The correct answer is: C. logistic regression
Logistic regression is a supervised learning technique that can be used to predict the probability of a binary outcome. It can be used to process both numeric and categorical input attributes.
Linear regression is a supervised learning technique that can be used to predict a continuous outcome. It can only be used to process numeric input attributes.
Bayes classifier is a supervised learning technique that can be used to classify data into two or more classes. It can be used to process both numeric and categorical input attributes.
Backpropagation learning is a supervised learning technique that is used to train artificial neural networks. It can only be used to process numeric input attributes.

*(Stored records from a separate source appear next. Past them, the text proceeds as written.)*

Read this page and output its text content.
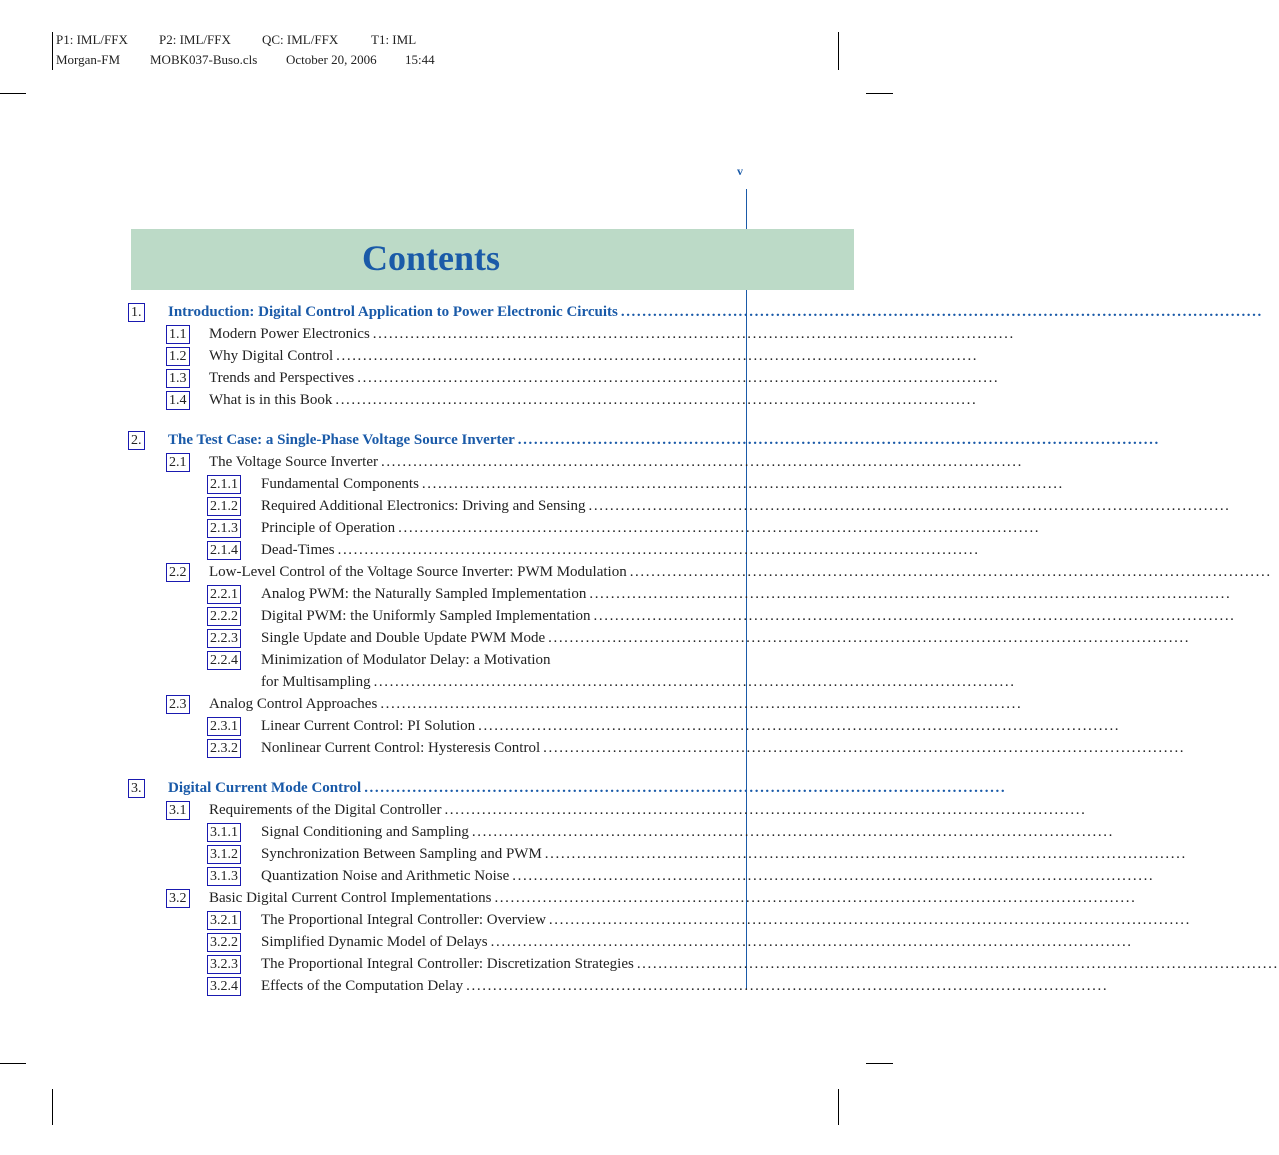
P1: IML/FFX P2: IML/FFX QC: IML/FFX	T1: IML
Morgan-FM MOBK037-Buso.cls October 20, 2006 15:44
v
Contents
1. Introduction: Digital Control Application to Power Electronic Circuits ........................................................................................................................
1.1 Modern Power Electronics ........................................................................................................................
1.2 Why Digital Control ........................................................................................................................
1.3 Trends and Perspectives ........................................................................................................................
1.4 What is in this Book ........................................................................................................................
2. The Test Case: a Single-Phase Voltage Source Inverter ........................................................................................................................
2.1 The Voltage Source Inverter ........................................................................................................................
2.1.1 Fundamental Components ........................................................................................................................
2.1.2 Required Additional Electronics: Driving and Sensing ........................................................................................................................
2.1.3 Principle of Operation ........................................................................................................................
2.1.4 Dead-Times ........................................................................................................................
2.2 Low-Level Control of the Voltage Source Inverter: PWM Modulation ........................................................................................................................
2.2.1 Analog PWM: the Naturally Sampled Implementation ........................................................................................................................
2.2.2 Digital PWM: the Uniformly Sampled Implementation ........................................................................................................................
2.2.3 Single Update and Double Update PWM Mode ........................................................................................................................
2.2.4 Minimization of Modulator Delay: a Motivation
for Multisampling ........................................................................................................................
2.3 Analog Control Approaches ........................................................................................................................
2.3.1 Linear Current Control: PI Solution ........................................................................................................................
2.3.2 Nonlinear Current Control: Hysteresis Control ........................................................................................................................
3. Digital Current Mode Control ........................................................................................................................
3.1 Requirements of the Digital Controller ........................................................................................................................
3.1.1 Signal Conditioning and Sampling ........................................................................................................................
3.1.2 Synchronization Between Sampling and PWM ........................................................................................................................
3.1.3 Quantization Noise and Arithmetic Noise ........................................................................................................................
3.2 Basic Digital Current Control Implementations ........................................................................................................................
3.2.1 The Proportional Integral Controller: Overview ........................................................................................................................
3.2.2 Simplified Dynamic Model of Delays ........................................................................................................................
3.2.3 The Proportional Integral Controller: Discretization Strategies ........................................................................................................................
3.2.4 Effects of the Computation Delay ........................................................................................................................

Here is a brief explanation of each option:
- Linear regression is a supervised learning technique that can be used to predict a continuous outcome. It is a linear model, which means that it assumes that the relationship between the input variables and the output variable is linear. Linear regression can be used to fit a line to data, and the line can be used to make predictions for new data.
- Bayes classifier is a supervised learning technique that can be used to classify data into two or more classes. It is a probabilistic model, which means that it assigns a probability to each class for each data point. Bayes classifier can be used to make predictions for new data, and the predictions can be used to classify the data.
- Logistic regression is a supervised learning technique that can be used to predict the probability of a binary outcome. It is a linear model, which means that it assumes that the relationship between the input variables and the output variable is linear. Logistic regression can be used to fit a line to data, and the line can be used to make predictions for the probability of the binary outcome.
- Backpropagation learning is a supervised learning technique that is used to train artificial neural networks. It is a backpropagation algorithm, which means that it adjusts the weights of the neural network in a way that minimizes the error between the predicted output and the actual output. Backpropagation learning can be used to train artificial neural networks to perform a variety of tasks, such as classification, regression, and pattern recognition.